Thursday, October 15, 2009

Day 15: Fabric portraits made easy

Quilting Arts has a television show that runs every Saturday on one of our local PBS stations. One of the techniques shown was an easy method of creating fabric portraits. This technique was also published in the Quilting Arts book. The steps are fairly easy and the result, at least in my case, was a cool abstract.

Step 1: Take or find a photo of a favorite subject. Mine is my teen aged son, Nick. Photography note: I got him to smile by telling him not to smile. I took a closeup. In the QA book, they use a larger photo and crop it down to a postcard sized photo, 4 inches by 6 inches. I chose to work in the larger 8 by 11 format.

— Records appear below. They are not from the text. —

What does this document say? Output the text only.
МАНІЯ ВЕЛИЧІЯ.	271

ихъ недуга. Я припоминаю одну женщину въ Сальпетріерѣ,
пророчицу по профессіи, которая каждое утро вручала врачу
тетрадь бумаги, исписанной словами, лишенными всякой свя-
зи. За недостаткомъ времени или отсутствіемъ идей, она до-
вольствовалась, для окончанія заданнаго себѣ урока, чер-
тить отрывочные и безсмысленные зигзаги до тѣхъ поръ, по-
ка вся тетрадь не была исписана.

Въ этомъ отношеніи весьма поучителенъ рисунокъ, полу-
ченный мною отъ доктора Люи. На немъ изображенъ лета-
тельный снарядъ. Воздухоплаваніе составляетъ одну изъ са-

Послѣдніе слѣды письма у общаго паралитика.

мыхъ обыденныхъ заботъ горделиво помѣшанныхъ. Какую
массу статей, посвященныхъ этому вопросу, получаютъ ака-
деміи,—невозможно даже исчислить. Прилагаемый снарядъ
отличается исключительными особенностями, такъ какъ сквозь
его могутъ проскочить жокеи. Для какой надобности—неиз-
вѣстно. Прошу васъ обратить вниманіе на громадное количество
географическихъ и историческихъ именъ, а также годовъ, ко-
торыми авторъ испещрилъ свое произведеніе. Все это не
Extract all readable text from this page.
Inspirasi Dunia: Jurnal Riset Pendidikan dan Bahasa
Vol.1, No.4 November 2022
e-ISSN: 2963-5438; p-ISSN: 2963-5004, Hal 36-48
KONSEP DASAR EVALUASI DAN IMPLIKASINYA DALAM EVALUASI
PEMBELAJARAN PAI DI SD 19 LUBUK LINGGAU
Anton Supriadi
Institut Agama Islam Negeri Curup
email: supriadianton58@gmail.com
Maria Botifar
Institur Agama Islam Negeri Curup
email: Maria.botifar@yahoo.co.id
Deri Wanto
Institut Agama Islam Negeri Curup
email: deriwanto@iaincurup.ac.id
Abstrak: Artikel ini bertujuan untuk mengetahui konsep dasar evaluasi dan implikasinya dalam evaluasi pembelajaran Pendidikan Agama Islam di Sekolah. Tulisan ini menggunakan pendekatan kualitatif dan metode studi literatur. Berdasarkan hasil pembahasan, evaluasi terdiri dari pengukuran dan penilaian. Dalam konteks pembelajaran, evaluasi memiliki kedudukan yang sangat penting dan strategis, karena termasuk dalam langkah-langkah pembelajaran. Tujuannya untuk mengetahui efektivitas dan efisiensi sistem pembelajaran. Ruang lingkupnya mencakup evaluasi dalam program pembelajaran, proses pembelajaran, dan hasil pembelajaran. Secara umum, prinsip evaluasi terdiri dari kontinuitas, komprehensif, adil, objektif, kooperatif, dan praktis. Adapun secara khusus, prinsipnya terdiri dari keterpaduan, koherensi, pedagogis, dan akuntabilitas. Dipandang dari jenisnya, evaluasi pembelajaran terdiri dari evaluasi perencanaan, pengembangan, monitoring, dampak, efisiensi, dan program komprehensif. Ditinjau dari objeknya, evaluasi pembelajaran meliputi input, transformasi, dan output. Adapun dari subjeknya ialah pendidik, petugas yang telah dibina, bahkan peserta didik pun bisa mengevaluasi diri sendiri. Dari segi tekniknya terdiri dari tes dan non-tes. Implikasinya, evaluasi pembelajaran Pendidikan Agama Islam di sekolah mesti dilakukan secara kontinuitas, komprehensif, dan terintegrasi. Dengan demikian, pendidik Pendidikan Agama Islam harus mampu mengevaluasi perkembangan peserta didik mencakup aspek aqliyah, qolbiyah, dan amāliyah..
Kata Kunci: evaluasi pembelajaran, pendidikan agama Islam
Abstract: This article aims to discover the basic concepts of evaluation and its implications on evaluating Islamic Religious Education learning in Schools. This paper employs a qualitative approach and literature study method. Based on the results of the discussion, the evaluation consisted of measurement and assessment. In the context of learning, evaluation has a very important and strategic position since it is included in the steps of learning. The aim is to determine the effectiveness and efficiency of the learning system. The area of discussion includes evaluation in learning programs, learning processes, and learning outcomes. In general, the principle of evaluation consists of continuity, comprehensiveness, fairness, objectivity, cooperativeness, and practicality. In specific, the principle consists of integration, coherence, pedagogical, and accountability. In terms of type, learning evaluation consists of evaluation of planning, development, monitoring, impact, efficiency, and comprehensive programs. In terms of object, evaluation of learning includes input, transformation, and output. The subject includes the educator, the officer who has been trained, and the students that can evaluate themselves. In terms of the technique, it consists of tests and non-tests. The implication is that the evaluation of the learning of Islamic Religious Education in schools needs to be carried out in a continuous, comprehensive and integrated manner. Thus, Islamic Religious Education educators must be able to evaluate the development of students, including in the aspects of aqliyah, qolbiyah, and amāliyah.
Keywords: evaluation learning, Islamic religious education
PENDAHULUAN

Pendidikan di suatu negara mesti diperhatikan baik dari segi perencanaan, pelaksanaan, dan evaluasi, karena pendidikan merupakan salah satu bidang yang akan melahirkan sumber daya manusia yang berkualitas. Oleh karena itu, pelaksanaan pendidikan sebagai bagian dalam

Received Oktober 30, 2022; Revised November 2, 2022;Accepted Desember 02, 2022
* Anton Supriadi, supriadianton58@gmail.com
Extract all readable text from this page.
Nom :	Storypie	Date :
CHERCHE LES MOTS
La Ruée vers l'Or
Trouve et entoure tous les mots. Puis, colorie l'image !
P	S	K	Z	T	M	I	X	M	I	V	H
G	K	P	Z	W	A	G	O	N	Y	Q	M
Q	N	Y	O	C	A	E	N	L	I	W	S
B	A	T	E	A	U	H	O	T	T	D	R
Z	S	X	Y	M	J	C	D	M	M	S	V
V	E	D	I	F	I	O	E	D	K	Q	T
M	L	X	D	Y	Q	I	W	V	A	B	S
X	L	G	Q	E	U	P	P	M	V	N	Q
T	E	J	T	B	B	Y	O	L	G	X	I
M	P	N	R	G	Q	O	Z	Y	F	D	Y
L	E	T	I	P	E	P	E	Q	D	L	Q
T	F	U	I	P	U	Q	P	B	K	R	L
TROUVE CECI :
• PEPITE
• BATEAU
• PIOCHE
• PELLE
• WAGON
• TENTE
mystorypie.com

Step 2: Upload the photo to your computer and, using your favorite photo editor (mine is Microsoft Digital Image Pro), change the photo to black and white. Digital Image Pro also has fun effects you can use to alter your photo. I've used this before to create a quilt of me during my blonde days inspired by Andy Warhol that I called Fifteen Minutes of Fame.




For Nick's portrait, I tried the film effect, which was cool but settled on the charcoal effect.
Step 3: Find 3 - 4 gradations of gray scale for the photo and trace around the areas.



Step 4: Mirror image your photo. This may seem unnecessary. I thought so and didn't do it. Big mistake. Later on, when putting the fabrics together, your image will be backwards and it will be MUCH more difficult to follow your pattern. Learn from my mistake and you'll avoid the headache.
Step 5: Find 3 - 4 fabrics (depending upon the number of gradations you chose) and adhere them to a fusible paper-backed product such as steam-a-seam 2. Here's where I got to use a neat new product. You can now buy fusible sheets that can be fed into your ink jet printer. This means that you no longer have to copy your image to the paper by hand - the computer does it for you! I love this stuff. It will be on my Christmas and birthday list from now on.
Step 6: Another mistake I made that you can learn from - Choose your darkest fabric and just use it as the background. Don't bother cutting it up. Otherwise, you have to be sure to always cut exactly so that pieces fit. In the QA book, they only use one sheet of steam-a-seam and, after copying the image onto the paper, cut out the pieces and adhere them to the different fabrics. This ensures that all of your pieces fit together, wastes less fabric and is the better way to do it. If and when I do this again (because it really is kind of cool and quick), I will follow their lead. Besides, it uses less sheets of the cool new printer-friendly fusible.
Step 7: Cut out your fabric pieces, lay them onto your base fabric, using your original as a guide. When it looks good, press it in place and voila!